The best part of this appointment was the reaction of the cardio nurse, Mary, stunned by his progress since the last appointment in February. She was amazed. She kept telling our home health nurse how this was a different child. "Did you see him before?" She asked and of course our nurse had not. She said how from our last appointments she had always been left feeling like prognosis did not look good for his moving around etc as he would just lay there and was so much more floppy. Not anymore. She watched as he practically crawled around up on the examination table, all the while grinning and laughing at her. His Dr. said Sam was his happiest baby all day and he also seemed quite impressed. It makes my heart swell with joy. I know it is easier for others to see the progress when they see him in spurts. Their reactions help me to stay hopeful and optimistic. It seems impossible to associate the words degenerative with how he has been doing in the last 3 months. I am still having a hard time with understanding his whole picture or a prognosis. For now, we enjoy him and challenge him to grow stronger. He was 19lbs 14 oz at this visit so.. another oz. He is only 27 inches so..yes, vertically challenged..even more than his folks. Here are a few growth charts for you sciencey people. The charts don't show his major drops in weight after birth during week 2 all the way down to 5 lbs. It took him over a month to get back to birthweight. But the real concerning period was from 6 months of age to 1 year when he did not grow one bit and actually (not shown here) lost weight on several occasions. SO to see him moving back towards a growth curve, albeit very low on the charts, is tremendous progress!

The day trip was also nice because we were able to stop by and see a good friend who was over there right now staying at Ronald McDonald House (our old haunt) while their new baby was in the NICU, born at 33 weeks. Their daughter is in our prayers and it sounds like she is doing well, training on her feedings and actually went home today. She is a first baby for this couple and I know this has been quite an unexpected experience. She just needed some time to put on a little more weight. Another good childhood friend also recently delivered her first babies..twins. I think one of the babies did require some help in the NICU, but they both seem to be doing well now at home. After going through the experience of not having a delivery go as planned, it somehow makes you feel more connected to other families experiencing it. One saving grace for these babies, however, is they hopefully will return to normalcy at home with no ongoing major health concerns. I am sending up prayers for all babies to be born healthy!

Last weekend was especially busy for us as Jason's dad took Jason and the girls out on his new boat Saturday and then since this was such a hit, we decided to do it again on Sunday. Sunday, Sam and I went along as well and I was pretty nervous about how it would all go for Sammy. I was pleasantly suprised to find that he thoroughly enjoyed himself. He did not get overly hot as there was a constant breeze and the cool dips in the water helped as well. We did wait till later in the day to go and we only stayed out for a few hours but it was a fun new experience for him and I was glad we went. He was tanked when we got back, sleeping like 15 hours straight but it was ok since we had no other plans. Experiences like these make it clear why we enjoy living on the coast.

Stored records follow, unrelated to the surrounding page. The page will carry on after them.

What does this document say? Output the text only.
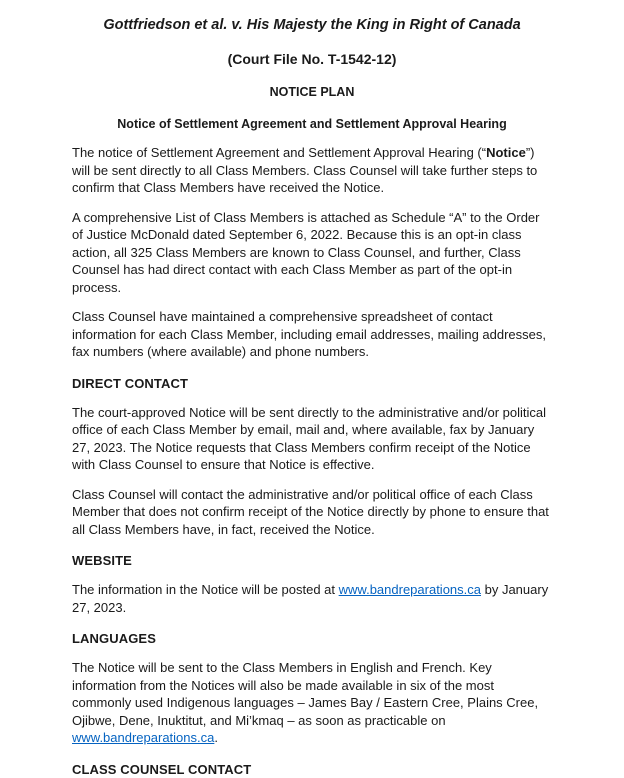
Gottfriedson et al. v. His Majesty the King in Right of Canada

(Court File No. T-1542-12)

NOTICE PLAN

Notice of Settlement Agreement and Settlement Approval Hearing

The notice of Settlement Agreement and Settlement Approval Hearing (“Notice”) will be sent directly to all Class Members. Class Counsel will take further steps to confirm that Class Members have received the Notice.

A comprehensive List of Class Members is attached as Schedule “A” to the Order of Justice McDonald dated September 6, 2022. Because this is an opt-in class action, all 325 Class Members are known to Class Counsel, and further, Class Counsel has had direct contact with each Class Member as part of the opt-in process.

Class Counsel have maintained a comprehensive spreadsheet of contact information for each Class Member, including email addresses, mailing addresses, fax numbers (where available) and phone numbers.

DIRECT CONTACT

The court-approved Notice will be sent directly to the administrative and/or political office of each Class Member by email, mail and, where available, fax by January 27, 2023. The Notice requests that Class Members confirm receipt of the Notice with Class Counsel to ensure that Notice is effective.

Class Counsel will contact the administrative and/or political office of each Class Member that does not confirm receipt of the Notice directly by phone to ensure that all Class Members have, in fact, received the Notice.

WEBSITE

The information in the Notice will be posted at www.bandreparations.ca by January 27, 2023.

LANGUAGES

The Notice will be sent to the Class Members in English and French. Key information from the Notices will also be made available in six of the most commonly used Indigenous languages – James Bay / Eastern Cree, Plains Cree, Ojibwe, Dene, Inuktitut, and Mi’kmaq – as soon as practicable on www.bandreparations.ca.

CLASS COUNSEL CONTACT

In closing my super long blog post, I should share that our 10 year anniversary rolled around yesterday and although we did not go anywhere special or do anything big to celebrate, it was a nice day.


Jason gave me beautiful roses. We had dinner on the patio, while our girls swam in the pool. We reflected on our blessings. We laughed about how on our honeymoon we planned that our 10 year anniversary would be spent back in Jamaica with friends, celebrating in style. Ha! Somehow the 3 kids and nurses and equipment and work and house and all the other stuff escaped our fantasy. That's okay. I am thankful for the real stuff anyway. It may be crazy at times, but our life is pretty special.